Cytokine concentrations in supernatants of monocytes cultured with sera of end-stage renal disease (ESRD) patients (n = 12) according to the highest proportion of each LPS subtype and healthy volunteers (HV) (n = 5). Human monocytes were stimulated with ESRD patient’s serum according to the highest proportion of each LPS subtypes (P/C12, P/C14, P/C16, P/C18, n = 3 for each), with serum of HV (n = 5), with decomplemented autologous serum (AS, n = 3), with AS and LPS from E. coli (LPS-EK, 10ng/mL, n = 3) for the positive control, or monocytes cultured without serum (WS, n = 3) for the negative control.
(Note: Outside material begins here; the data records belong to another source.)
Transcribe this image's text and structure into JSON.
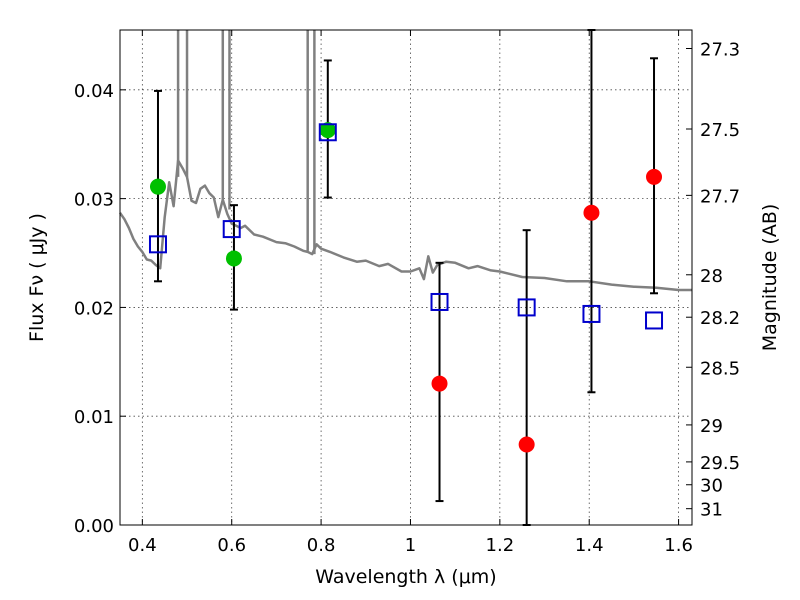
{
  "chart_data": {
    "type": "scatter",
    "xlabel": "Wavelength  λ (μm)",
    "ylabel": "Flux  Fν  ( μJy )",
    "y2label": "Magnitude (AB)",
    "xlim": [
      0.35,
      1.63
    ],
    "ylim": [
      0.0,
      0.0455
    ],
    "grid": true,
    "x_ticks": [
      0.4,
      0.6,
      0.8,
      1.0,
      1.2,
      1.4,
      1.6
    ],
    "x_tick_labels": [
      "0.4",
      "0.6",
      "0.8",
      "1",
      "1.2",
      "1.4",
      "1.6"
    ],
    "y_ticks": [
      0.0,
      0.01,
      0.02,
      0.03,
      0.04
    ],
    "y_tick_labels": [
      "0.00",
      "0.01",
      "0.02",
      "0.03",
      "0.04"
    ],
    "y2_ticks": [
      {
        "label": "27.3",
        "flux": 0.0438
      },
      {
        "label": "27.5",
        "flux": 0.0364
      },
      {
        "label": "27.7",
        "flux": 0.0303
      },
      {
        "label": "28",
        "flux": 0.023
      },
      {
        "label": "28.2",
        "flux": 0.0191
      },
      {
        "label": "28.5",
        "flux": 0.0145
      },
      {
        "label": "29",
        "flux": 0.0092
      },
      {
        "label": "29.5",
        "flux": 0.0058
      },
      {
        "label": "30",
        "flux": 0.0037
      },
      {
        "label": "31",
        "flux": 0.0015
      }
    ],
    "series": [
      {
        "name": "model-spectrum",
        "kind": "line",
        "color": "#808080",
        "x": [
          0.35,
          0.36,
          0.37,
          0.38,
          0.39,
          0.4,
          0.41,
          0.42,
          0.43,
          0.44,
          0.45,
          0.46,
          0.47,
          0.48,
          0.49,
          0.5,
          0.51,
          0.52,
          0.53,
          0.54,
          0.55,
          0.56,
          0.57,
          0.58,
          0.59,
          0.6,
          0.61,
          0.62,
          0.63,
          0.65,
          0.67,
          0.7,
          0.72,
          0.74,
          0.76,
          0.77,
          0.78,
          0.79,
          0.8,
          0.82,
          0.85,
          0.88,
          0.9,
          0.93,
          0.95,
          0.98,
          1.0,
          1.02,
          1.03,
          1.04,
          1.05,
          1.06,
          1.08,
          1.1,
          1.13,
          1.15,
          1.18,
          1.2,
          1.25,
          1.3,
          1.35,
          1.4,
          1.45,
          1.5,
          1.55,
          1.6,
          1.63
        ],
        "y": [
          0.0287,
          0.0281,
          0.0273,
          0.0263,
          0.0256,
          0.0251,
          0.0244,
          0.0243,
          0.0239,
          0.0236,
          0.0283,
          0.0315,
          0.0293,
          0.0335,
          0.0328,
          0.032,
          0.0298,
          0.0296,
          0.0309,
          0.0312,
          0.0305,
          0.0301,
          0.0283,
          0.0299,
          0.0286,
          0.0277,
          0.0275,
          0.0273,
          0.0275,
          0.0267,
          0.0265,
          0.026,
          0.0259,
          0.0256,
          0.0252,
          0.0251,
          0.0249,
          0.0258,
          0.0254,
          0.0251,
          0.0246,
          0.0242,
          0.0243,
          0.0238,
          0.024,
          0.0233,
          0.0233,
          0.0236,
          0.0226,
          0.0247,
          0.0232,
          0.0239,
          0.0242,
          0.0241,
          0.0236,
          0.0238,
          0.0234,
          0.0233,
          0.0228,
          0.0227,
          0.0224,
          0.0224,
          0.0221,
          0.0219,
          0.0218,
          0.0216,
          0.0216
        ]
      },
      {
        "name": "model-spectrum-spikes",
        "kind": "spikes",
        "color": "#808080",
        "x": [
          0.48,
          0.5,
          0.58,
          0.595,
          0.77,
          0.785
        ],
        "y_base": [
          0.032,
          0.032,
          0.0295,
          0.029,
          0.0252,
          0.0249
        ],
        "y_top": [
          0.0455,
          0.0455,
          0.0455,
          0.0455,
          0.0455,
          0.0455
        ]
      },
      {
        "name": "green-detections",
        "kind": "points",
        "color": "#00c000",
        "x": [
          0.435,
          0.605,
          0.815
        ],
        "y": [
          0.0311,
          0.0245,
          0.0363
        ]
      },
      {
        "name": "red-detections",
        "kind": "points",
        "color": "#ff0000",
        "x": [
          1.065,
          1.26,
          1.405,
          1.545
        ],
        "y": [
          0.013,
          0.0074,
          0.0287,
          0.032
        ]
      },
      {
        "name": "model-photometry",
        "kind": "squares",
        "color": "#0000cc",
        "x": [
          0.435,
          0.6,
          0.815,
          1.065,
          1.26,
          1.405,
          1.545
        ],
        "y": [
          0.0258,
          0.0272,
          0.0361,
          0.0205,
          0.02,
          0.0194,
          0.0188
        ]
      },
      {
        "name": "error-bars",
        "kind": "errorbars",
        "color": "#000000",
        "x": [
          0.435,
          0.605,
          0.815,
          1.065,
          1.26,
          1.405,
          1.545
        ],
        "low": [
          0.0224,
          0.0198,
          0.0301,
          0.0022,
          0.0,
          0.0122,
          0.0213
        ],
        "high": [
          0.0399,
          0.0294,
          0.0427,
          0.0241,
          0.0271,
          0.0455,
          0.0429
        ]
      }
    ]
  }
}
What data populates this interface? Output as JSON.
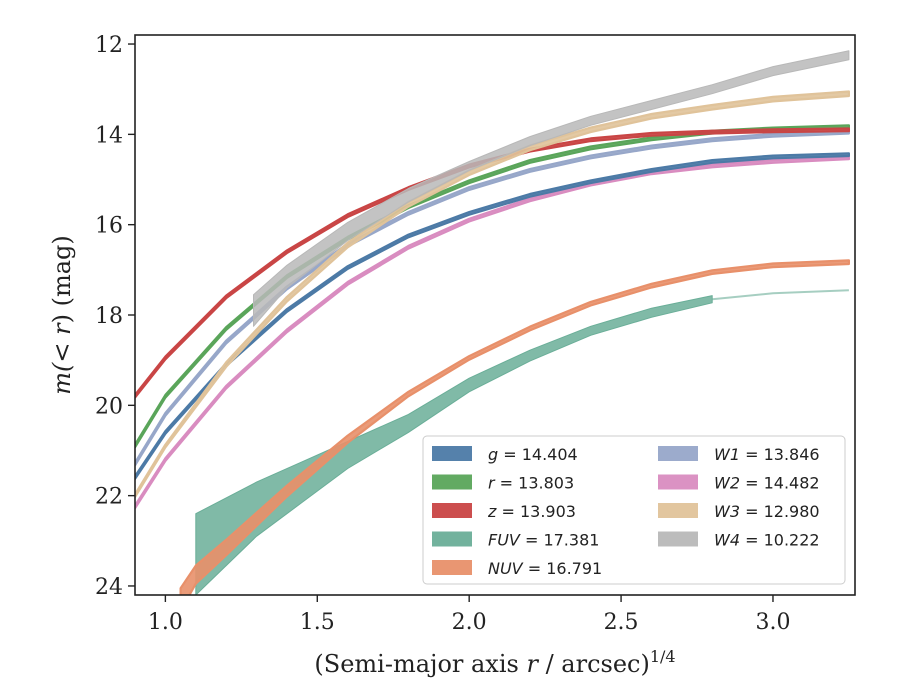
{
  "chart_data": {
    "type": "line",
    "xlabel_main": "(Semi-major axis ",
    "xlabel_var": "r",
    "xlabel_tail": " / arcsec)",
    "xlabel_sup": "1/4",
    "ylabel_pre": "m(< ",
    "ylabel_var": "r",
    "ylabel_post": ") (mag)",
    "xlim": [
      0.9,
      3.27
    ],
    "ylim": [
      24.2,
      11.8
    ],
    "y_inverted": true,
    "xticks": [
      1.0,
      1.5,
      2.0,
      2.5,
      3.0
    ],
    "xtick_labels": [
      "1.0",
      "1.5",
      "2.0",
      "2.5",
      "3.0"
    ],
    "yticks": [
      12,
      14,
      16,
      18,
      20,
      22,
      24
    ],
    "ytick_labels": [
      "12",
      "14",
      "16",
      "18",
      "20",
      "22",
      "24"
    ],
    "legend_position": "lower-right",
    "series": [
      {
        "name": "g",
        "label": "g = 14.404",
        "color": "#4c7aa6",
        "x": [
          0.9,
          1.0,
          1.2,
          1.4,
          1.6,
          1.8,
          2.0,
          2.2,
          2.4,
          2.6,
          2.8,
          3.0,
          3.25
        ],
        "y": [
          21.6,
          20.6,
          19.1,
          17.9,
          16.95,
          16.25,
          15.75,
          15.35,
          15.05,
          14.8,
          14.6,
          14.5,
          14.45
        ],
        "y_err": [
          0.03,
          0.03,
          0.03,
          0.03,
          0.03,
          0.03,
          0.03,
          0.03,
          0.03,
          0.03,
          0.03,
          0.03,
          0.03
        ]
      },
      {
        "name": "r",
        "label": "r = 13.803",
        "color": "#5aa55a",
        "x": [
          0.9,
          1.0,
          1.2,
          1.4,
          1.6,
          1.8,
          2.0,
          2.2,
          2.4,
          2.6,
          2.8,
          3.0,
          3.25
        ],
        "y": [
          20.9,
          19.8,
          18.3,
          17.15,
          16.3,
          15.6,
          15.05,
          14.6,
          14.3,
          14.1,
          13.95,
          13.88,
          13.83
        ],
        "y_err": [
          0.03,
          0.03,
          0.03,
          0.03,
          0.03,
          0.03,
          0.03,
          0.03,
          0.03,
          0.03,
          0.03,
          0.03,
          0.03
        ]
      },
      {
        "name": "z",
        "label": "z = 13.903",
        "color": "#c94545",
        "x": [
          0.9,
          1.0,
          1.2,
          1.4,
          1.6,
          1.8,
          2.0,
          2.2,
          2.4,
          2.6,
          2.8,
          3.0,
          3.25
        ],
        "y": [
          19.8,
          18.95,
          17.6,
          16.6,
          15.8,
          15.2,
          14.7,
          14.35,
          14.12,
          14.0,
          13.95,
          13.92,
          13.9
        ],
        "y_err": [
          0.03,
          0.03,
          0.03,
          0.03,
          0.03,
          0.03,
          0.03,
          0.03,
          0.03,
          0.03,
          0.03,
          0.03,
          0.03
        ]
      },
      {
        "name": "FUV",
        "label": "FUV = 17.381",
        "color": "#6aae98",
        "band": true,
        "x": [
          1.1,
          1.3,
          1.45,
          1.6,
          1.8,
          2.0,
          2.2,
          2.4,
          2.6,
          2.8
        ],
        "y": [
          23.3,
          22.3,
          21.7,
          21.1,
          20.4,
          19.55,
          18.9,
          18.35,
          17.95,
          17.65
        ],
        "y_err": [
          0.9,
          0.6,
          0.45,
          0.3,
          0.2,
          0.15,
          0.12,
          0.1,
          0.1,
          0.08
        ],
        "ext_x": [
          2.8,
          3.0,
          3.25
        ],
        "ext_y": [
          17.65,
          17.52,
          17.45
        ]
      },
      {
        "name": "NUV",
        "label": "NUV = 16.791",
        "color": "#e8906a",
        "x": [
          1.05,
          1.1,
          1.2,
          1.4,
          1.6,
          1.8,
          2.0,
          2.2,
          2.4,
          2.6,
          2.8,
          3.0,
          3.25
        ],
        "y": [
          24.3,
          23.75,
          23.15,
          21.9,
          20.75,
          19.75,
          18.95,
          18.3,
          17.75,
          17.35,
          17.05,
          16.9,
          16.83
        ],
        "y_err": [
          0.25,
          0.2,
          0.17,
          0.12,
          0.08,
          0.05,
          0.04,
          0.04,
          0.04,
          0.04,
          0.04,
          0.04,
          0.04
        ]
      },
      {
        "name": "W1",
        "label": "W1 = 13.846",
        "color": "#97a7c9",
        "x": [
          0.9,
          1.0,
          1.2,
          1.4,
          1.6,
          1.8,
          2.0,
          2.2,
          2.4,
          2.6,
          2.8,
          3.0,
          3.25
        ],
        "y": [
          21.3,
          20.2,
          18.6,
          17.4,
          16.45,
          15.75,
          15.2,
          14.8,
          14.5,
          14.28,
          14.12,
          14.02,
          13.95
        ],
        "y_err": [
          0.03,
          0.03,
          0.03,
          0.03,
          0.03,
          0.03,
          0.03,
          0.03,
          0.03,
          0.03,
          0.03,
          0.03,
          0.03
        ]
      },
      {
        "name": "W2",
        "label": "W2 = 14.482",
        "color": "#d98cc0",
        "x": [
          0.9,
          1.0,
          1.2,
          1.4,
          1.6,
          1.8,
          2.0,
          2.2,
          2.4,
          2.6,
          2.8,
          3.0,
          3.25
        ],
        "y": [
          22.25,
          21.2,
          19.6,
          18.35,
          17.3,
          16.5,
          15.9,
          15.45,
          15.1,
          14.85,
          14.7,
          14.6,
          14.52
        ],
        "y_err": [
          0.03,
          0.03,
          0.03,
          0.03,
          0.03,
          0.03,
          0.03,
          0.03,
          0.03,
          0.03,
          0.03,
          0.03,
          0.03
        ]
      },
      {
        "name": "W3",
        "label": "W3 = 12.980",
        "color": "#e0c39a",
        "x": [
          0.9,
          1.0,
          1.2,
          1.4,
          1.6,
          1.8,
          2.0,
          2.2,
          2.4,
          2.6,
          2.8,
          3.0,
          3.25
        ],
        "y": [
          22.0,
          20.9,
          19.1,
          17.65,
          16.45,
          15.55,
          14.85,
          14.3,
          13.9,
          13.6,
          13.4,
          13.22,
          13.1
        ],
        "y_err": [
          0.03,
          0.03,
          0.05,
          0.05,
          0.05,
          0.05,
          0.05,
          0.05,
          0.05,
          0.05,
          0.05,
          0.05,
          0.05
        ]
      },
      {
        "name": "W4",
        "label": "W4 = 10.222",
        "color": "#b8b8b8",
        "band": true,
        "x": [
          1.29,
          1.4,
          1.6,
          1.8,
          2.0,
          2.2,
          2.4,
          2.6,
          2.8,
          3.0,
          3.25
        ],
        "y": [
          17.9,
          17.15,
          16.15,
          15.35,
          14.7,
          14.15,
          13.7,
          13.35,
          13.0,
          12.6,
          12.25
        ],
        "y_err": [
          0.35,
          0.25,
          0.2,
          0.15,
          0.1,
          0.1,
          0.1,
          0.1,
          0.1,
          0.1,
          0.1
        ]
      }
    ]
  }
}
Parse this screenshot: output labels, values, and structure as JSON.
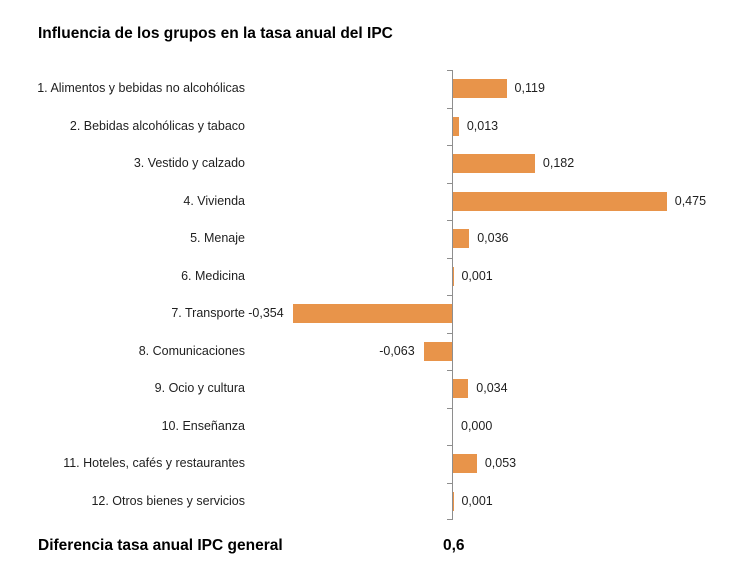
{
  "title": "Influencia de los grupos en la tasa anual del IPC",
  "chart_data": {
    "type": "bar",
    "orientation": "horizontal",
    "title": "Influencia de los grupos en la tasa anual del IPC",
    "categories": [
      "1. Alimentos y bebidas no alcohólicas",
      "2. Bebidas alcohólicas y tabaco",
      "3. Vestido y calzado",
      "4. Vivienda",
      "5. Menaje",
      "6. Medicina",
      "7. Transporte",
      "8. Comunicaciones",
      "9. Ocio y cultura",
      "10. Enseñanza",
      "11. Hoteles, cafés y restaurantes",
      "12. Otros bienes y servicios"
    ],
    "values": [
      0.119,
      0.013,
      0.182,
      0.475,
      0.036,
      0.001,
      -0.354,
      -0.063,
      0.034,
      0.0,
      0.053,
      0.001
    ],
    "value_labels": [
      "0,119",
      "0,013",
      "0,182",
      "0,475",
      "0,036",
      "0,001",
      "-0,354",
      "-0,063",
      "0,034",
      "0,000",
      "0,053",
      "0,001"
    ],
    "xlabel": "",
    "ylabel": "",
    "xlim": [
      -0.4,
      0.6
    ],
    "grid": false,
    "legend": false,
    "baseline": 0,
    "bar_color": "#E8944A",
    "axis_color": "#8E8E8E",
    "text_color": "#1F1F1F",
    "footer": {
      "label": "Diferencia tasa anual IPC general",
      "value": "0,6"
    }
  }
}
After 12 hours of stimulation, supernatants were collected and the secretion of cytokines TNF-α (A), IL-1β (B), IL-6 (C) and IL-10 (D) were measured by enzyme-linked immunosorbent assay (ELISA). Bars and errors bars are expressed as median with interquartile range. Mann-Whitney U test of pairwise comparison values, **p < 0.01, ***p < 0.001. IL, interleukin; LPS, lipopolysaccharide; TNF, tumor necrosis factor.

Figure 6

TLR4-dependent inflammation pathway in end-stage renal disease (ESRD) patients and healthy volunteers (HV). Human monocytes were stimulated with ESRD patient’s serum according to the highest proportion of each LPS subtypes (P/C12, P/C14, P/C16, P/C18, n = 3 for each), with HV serum (n = 5), or with decomplemented autologous serum and LPS from E. coli (LPS-EK, 10ng/mL, n = 3) for the positive control. Moreover, cells and sera were cultured with an antagonist of TLR4 (LPS from R. sphaeroides, LPS-RS, 100 ng/mL) or an antibiotic blocking LPS activity (Polymyxin B, PMB, 100 µg/mL). After 12 hours of stimulation, supernatants were collected and the secretion of cytokines TNF-α was measured by enzyme-linked immunosorbent assay (ELISA). Bars and errors bars are expressed as median with interquartile range. Mann-Whitney U test of single stimulation (LPS-EK or sera) and co-stimulation with PMB or LPS-RS values, ****p < 0.0001, ns, not significant; LPS, lipopolysaccharide; TLR4, Toll-like receptor-4; TNF, tumor necrosis factor.

Figure 7

New insights on ESRD and HV gut bacterial translocation. Representation of the hypotheses emerging from the GABII cohort study. CKD, Chronic Kidney Disease; ESRD, End-Stage Renal Disease; HV, Healthy Volunteers.